Abstract

Abstract This essay examines the portrait work of the Austrian-American photographer Lisette Model, with a special focus on her representation of the American lumpenproletariat in the Reflections series, Model's first after coming to New York in 1938 as an Austrian-French Jewish émigré, and in her Bowery portrait series. Within the history of American postwar photography, Model stands as a salient figure, a pioneer who located and defined the issues, options, and contradictions of photography as an artistic practice in the “New York School of photography.” Model's rendering of her subjects as eccentric, fantastic, and spectacular in their expressions and emotions propelled the émigré photographer with meager experience into a central position in the making of mid-century American photography, both social-documentary and commercial. Moving beyond the localized context of postwar American photography in which Model's work has been largely investigated, this essay argues for an understanding of Model's New York portraits as being shaped and informed by the photographer's consideration of the crisis of history and the violence enacted by fascism in Europe, as well as the historical condition of exile.
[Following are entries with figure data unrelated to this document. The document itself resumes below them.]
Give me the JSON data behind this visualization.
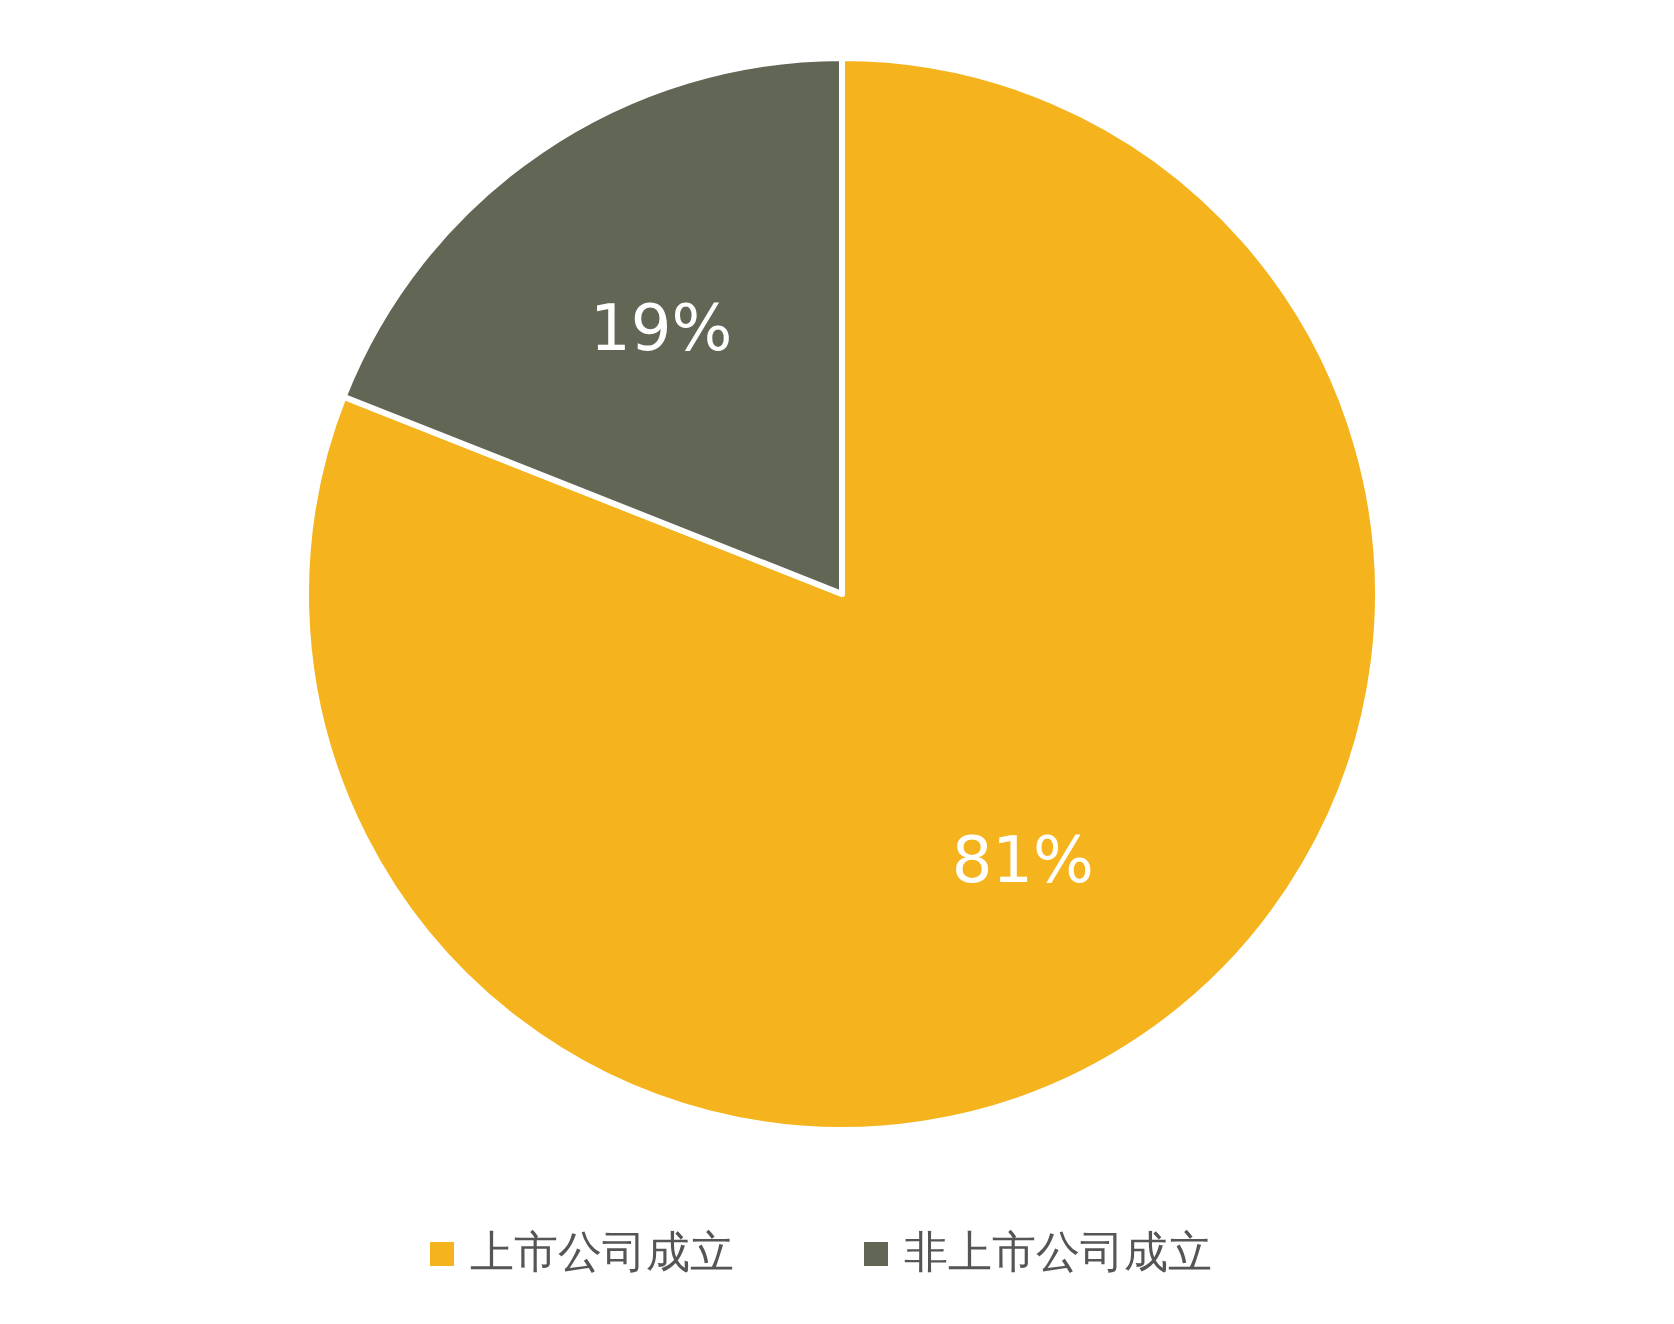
{
  "chart_data": {
    "type": "pie",
    "categories": [
      "上市公司成立",
      "非上市公司成立"
    ],
    "values": [
      81,
      19
    ],
    "colors": [
      "#f5b41e",
      "#626655"
    ],
    "value_labels": [
      "81%",
      "19%"
    ],
    "legend": "bottom"
  }
}
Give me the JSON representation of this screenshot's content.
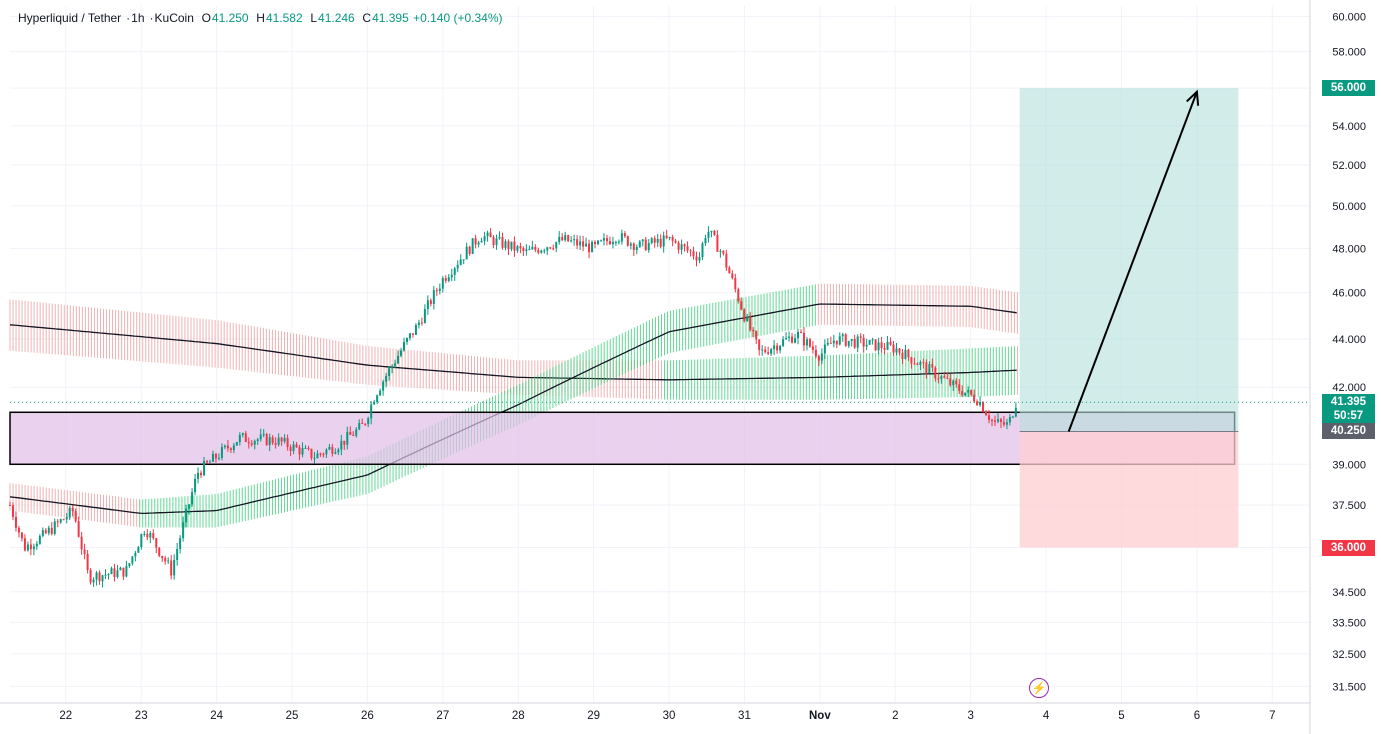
{
  "header": {
    "symbol": "Hyperliquid / Tether",
    "interval": "1h",
    "exchange": "KuCoin",
    "open_label": "O",
    "open": "41.250",
    "high_label": "H",
    "high": "41.582",
    "low_label": "L",
    "low": "41.246",
    "close_label": "C",
    "close": "41.395",
    "change": "+0.140 (+0.34%)"
  },
  "badges": {
    "target": "56.000",
    "last_price": "41.395",
    "countdown": "50:57",
    "entry": "40.250",
    "stop": "36.000"
  },
  "colors": {
    "up": "#089981",
    "down": "#f23645",
    "zone_fill": "#e1bee7",
    "profit_fill": "#b2dfdb",
    "loss_fill": "#ffcdd2",
    "badge_dark": "#131722",
    "badge_green": "#089981",
    "badge_red": "#f23645",
    "band_green": "#2ecc71",
    "band_red": "#e57373"
  },
  "icons": {
    "replay": "lightning-icon"
  },
  "chart_data": {
    "type": "candlestick",
    "title": "Hyperliquid / Tether · 1h · KuCoin",
    "y_axis": {
      "ticks": [
        "60.000",
        "58.000",
        "56.000",
        "54.000",
        "52.000",
        "50.000",
        "48.000",
        "46.000",
        "44.000",
        "42.000",
        "40.250",
        "39.000",
        "37.500",
        "36.000",
        "34.500",
        "33.500",
        "32.500",
        "31.500"
      ],
      "tick_values": [
        60,
        58,
        56,
        54,
        52,
        50,
        48,
        46,
        44,
        42,
        40.25,
        39,
        37.5,
        36,
        34.5,
        33.5,
        32.5,
        31.5
      ],
      "scale": "log",
      "range": [
        31.0,
        60.6
      ]
    },
    "x_axis": {
      "ticks": [
        "22",
        "23",
        "24",
        "25",
        "26",
        "27",
        "28",
        "29",
        "30",
        "31",
        "Nov",
        "2",
        "3",
        "4",
        "5",
        "6",
        "7"
      ],
      "tick_days": [
        0,
        1,
        2,
        3,
        4,
        5,
        6,
        7,
        8,
        9,
        10,
        11,
        12,
        13,
        14,
        15,
        16
      ],
      "range_days": [
        -0.74,
        16.5
      ]
    },
    "price_anchors": {
      "days": [
        -0.74,
        -0.55,
        -0.3,
        0.1,
        0.3,
        0.8,
        1.05,
        1.4,
        1.75,
        2.3,
        2.8,
        3.3,
        3.65,
        3.95,
        4.1,
        4.5,
        4.65,
        5.0,
        5.5,
        6.1,
        6.6,
        7.0,
        7.3,
        7.6,
        8.0,
        8.4,
        8.5,
        8.7,
        9.0,
        9.2,
        9.7,
        10.0,
        10.2,
        10.6,
        11.0,
        11.4,
        11.8,
        12.1,
        12.3,
        12.5,
        12.6
      ],
      "prices": [
        37.5,
        36.0,
        36.4,
        37.3,
        35.0,
        35.2,
        36.7,
        35.2,
        38.7,
        40.0,
        39.9,
        39.3,
        39.8,
        40.5,
        41.7,
        43.8,
        44.5,
        46.6,
        48.6,
        47.8,
        48.4,
        48.0,
        48.6,
        48.1,
        48.4,
        47.6,
        48.9,
        47.8,
        45.0,
        43.4,
        44.2,
        43.3,
        44.0,
        43.8,
        43.6,
        42.8,
        42.0,
        41.5,
        40.6,
        40.5,
        41.4
      ]
    },
    "long_position": {
      "entry": 40.25,
      "target": 56.0,
      "stop": 36.0,
      "start_day": 12.65,
      "end_day": 15.55
    },
    "support_zone": {
      "low": 39.0,
      "high": 41.0,
      "start_day": -0.74,
      "end_day": 15.5
    },
    "arrow": {
      "from": [
        13.3,
        40.25
      ],
      "to": [
        15.0,
        55.8
      ]
    },
    "bands": [
      {
        "name": "slow-band",
        "days": [
          -0.74,
          2,
          4,
          6,
          8,
          10,
          12,
          12.65
        ],
        "center": [
          44.6,
          43.8,
          42.9,
          42.4,
          42.3,
          42.4,
          42.6,
          42.7
        ],
        "width": [
          1.1,
          1.0,
          0.8,
          0.7,
          0.8,
          0.9,
          1.0,
          1.0
        ]
      },
      {
        "name": "fast-band",
        "days": [
          -0.74,
          1,
          2,
          4,
          6,
          8,
          10,
          12,
          12.65
        ],
        "center": [
          37.8,
          37.2,
          37.3,
          38.6,
          41.3,
          44.3,
          45.5,
          45.4,
          45.1
        ],
        "width": [
          0.5,
          0.5,
          0.6,
          0.7,
          0.8,
          0.9,
          0.9,
          0.9,
          0.9
        ]
      }
    ],
    "last_price": 41.395
  }
}
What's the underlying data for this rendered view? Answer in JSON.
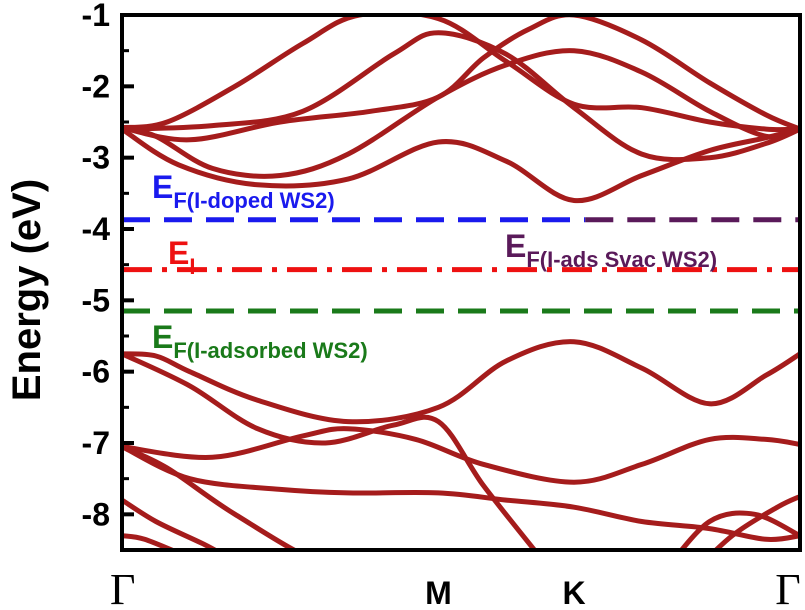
{
  "chart_data": {
    "type": "line",
    "title": "",
    "xlabel": "",
    "ylabel": "Energy (eV)",
    "ylim": [
      -8.5,
      -1
    ],
    "xlim": [
      0,
      3
    ],
    "grid": false,
    "legend": "none",
    "band_color": "#a51c1c",
    "y_ticks": [
      -1,
      -2,
      -3,
      -4,
      -5,
      -6,
      -7,
      -8
    ],
    "x_ticks": [
      {
        "x": 0,
        "label": "Γ"
      },
      {
        "x": 1.4,
        "label": "M"
      },
      {
        "x": 2.0,
        "label": "K"
      },
      {
        "x": 3.0,
        "label": "Γ"
      }
    ],
    "reference_levels": [
      {
        "main": "E",
        "sub": "F(I-doped WS2)",
        "y": -3.87,
        "color": "#1a1aee",
        "style": "dashed"
      },
      {
        "main": "E",
        "sub": "F(I-ads Svac WS2)",
        "y": -3.87,
        "color": "#5a1a5a",
        "style": "dashed"
      },
      {
        "main": "E",
        "sub": "I",
        "y": -4.57,
        "color": "#ee1111",
        "style": "dashdot"
      },
      {
        "main": "E",
        "sub": "F(I-adsorbed WS2)",
        "y": -5.15,
        "color": "#1a7a1a",
        "style": "dashed"
      }
    ],
    "series": [
      {
        "x": [
          0,
          0.15,
          0.4,
          0.7,
          1.0,
          1.4,
          1.7,
          2.0,
          2.3,
          2.6,
          2.85,
          3.0
        ],
        "y": [
          -2.58,
          -2.7,
          -3.15,
          -3.25,
          -2.95,
          -2.15,
          -1.7,
          -1.5,
          -1.8,
          -2.35,
          -2.7,
          -2.6
        ]
      },
      {
        "x": [
          0,
          0.2,
          0.5,
          0.8,
          1.05,
          1.4,
          1.7,
          2.0,
          2.3,
          2.6,
          2.85,
          3.0
        ],
        "y": [
          -2.58,
          -2.5,
          -2.0,
          -1.4,
          -1.0,
          -1.05,
          -1.65,
          -2.25,
          -2.3,
          -2.5,
          -2.6,
          -2.6
        ]
      },
      {
        "x": [
          0,
          0.25,
          0.6,
          1.0,
          1.4,
          1.7,
          2.0,
          2.3,
          2.6,
          2.85,
          3.0
        ],
        "y": [
          -2.6,
          -3.1,
          -3.38,
          -3.3,
          -2.78,
          -3.05,
          -3.6,
          -3.25,
          -2.9,
          -2.72,
          -2.6
        ]
      },
      {
        "x": [
          0,
          0.3,
          0.7,
          1.1,
          1.4,
          1.6,
          1.8,
          2.0,
          2.3,
          2.6,
          2.85,
          3.0
        ],
        "y": [
          -2.58,
          -2.75,
          -2.5,
          -2.35,
          -2.15,
          -1.6,
          -1.2,
          -1.0,
          -1.35,
          -1.95,
          -2.4,
          -2.6
        ]
      },
      {
        "x": [
          0,
          0.4,
          0.8,
          1.2,
          1.4,
          1.7,
          2.0,
          2.3,
          2.6,
          2.85,
          3.0
        ],
        "y": [
          -2.6,
          -2.55,
          -2.35,
          -1.55,
          -1.25,
          -1.55,
          -2.3,
          -2.95,
          -3.0,
          -2.8,
          -2.6
        ]
      },
      {
        "x": [
          0,
          0.15,
          0.3,
          0.6,
          1.0,
          1.4,
          1.7,
          2.0,
          2.3,
          2.6,
          2.85,
          3.0
        ],
        "y": [
          -5.75,
          -5.78,
          -6.0,
          -6.4,
          -6.7,
          -6.5,
          -5.85,
          -5.58,
          -5.95,
          -6.45,
          -6.05,
          -5.75
        ]
      },
      {
        "x": [
          0,
          0.3,
          0.6,
          0.9,
          1.2,
          1.4,
          1.6,
          1.85
        ],
        "y": [
          -5.75,
          -6.2,
          -6.8,
          -7.0,
          -6.75,
          -6.7,
          -7.6,
          -8.6
        ]
      },
      {
        "x": [
          0,
          0.4,
          0.8,
          1.0,
          1.3,
          1.6,
          2.0,
          2.3,
          2.6,
          2.85,
          3.0
        ],
        "y": [
          -7.05,
          -7.2,
          -6.9,
          -6.8,
          -6.95,
          -7.3,
          -7.55,
          -7.3,
          -6.95,
          -6.95,
          -7.02
        ]
      },
      {
        "x": [
          0,
          0.3,
          0.7,
          1.0,
          1.4,
          1.7,
          2.0,
          2.3,
          2.6,
          2.85,
          3.0
        ],
        "y": [
          -7.05,
          -7.5,
          -7.65,
          -7.7,
          -7.7,
          -7.8,
          -7.9,
          -8.1,
          -8.2,
          -8.35,
          -8.3
        ]
      },
      {
        "x": [
          0,
          0.2,
          0.5,
          0.9,
          1.2,
          1.45
        ],
        "y": [
          -7.05,
          -7.35,
          -8.0,
          -8.7,
          -8.7,
          -8.7
        ]
      },
      {
        "x": [
          0,
          0.15,
          0.35,
          0.55,
          0.8
        ],
        "y": [
          -7.8,
          -8.1,
          -8.4,
          -8.7,
          -8.8
        ]
      },
      {
        "x": [
          0,
          0.1,
          0.3,
          0.5
        ],
        "y": [
          -8.3,
          -8.35,
          -8.6,
          -8.8
        ]
      },
      {
        "x": [
          2.4,
          2.6,
          2.8,
          3.0
        ],
        "y": [
          -8.8,
          -8.1,
          -8.0,
          -8.3
        ]
      },
      {
        "x": [
          2.5,
          2.7,
          2.9,
          3.0
        ],
        "y": [
          -8.9,
          -8.3,
          -7.9,
          -7.75
        ]
      }
    ]
  }
}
One of the essay's claims is that Model revitalized a kind of pleasurable violence, one that enacts a sense of excessive bodily dynamism, often to the point of self-destruction, on the bodies of the American lumpenproletariat at leisure, in order both to come to terms with the role of the lumpenproletariat as the central subject of fascist politics and aesthetics in the Old World and to put pressure on the conditions of the mass subject and mass politics in the New World.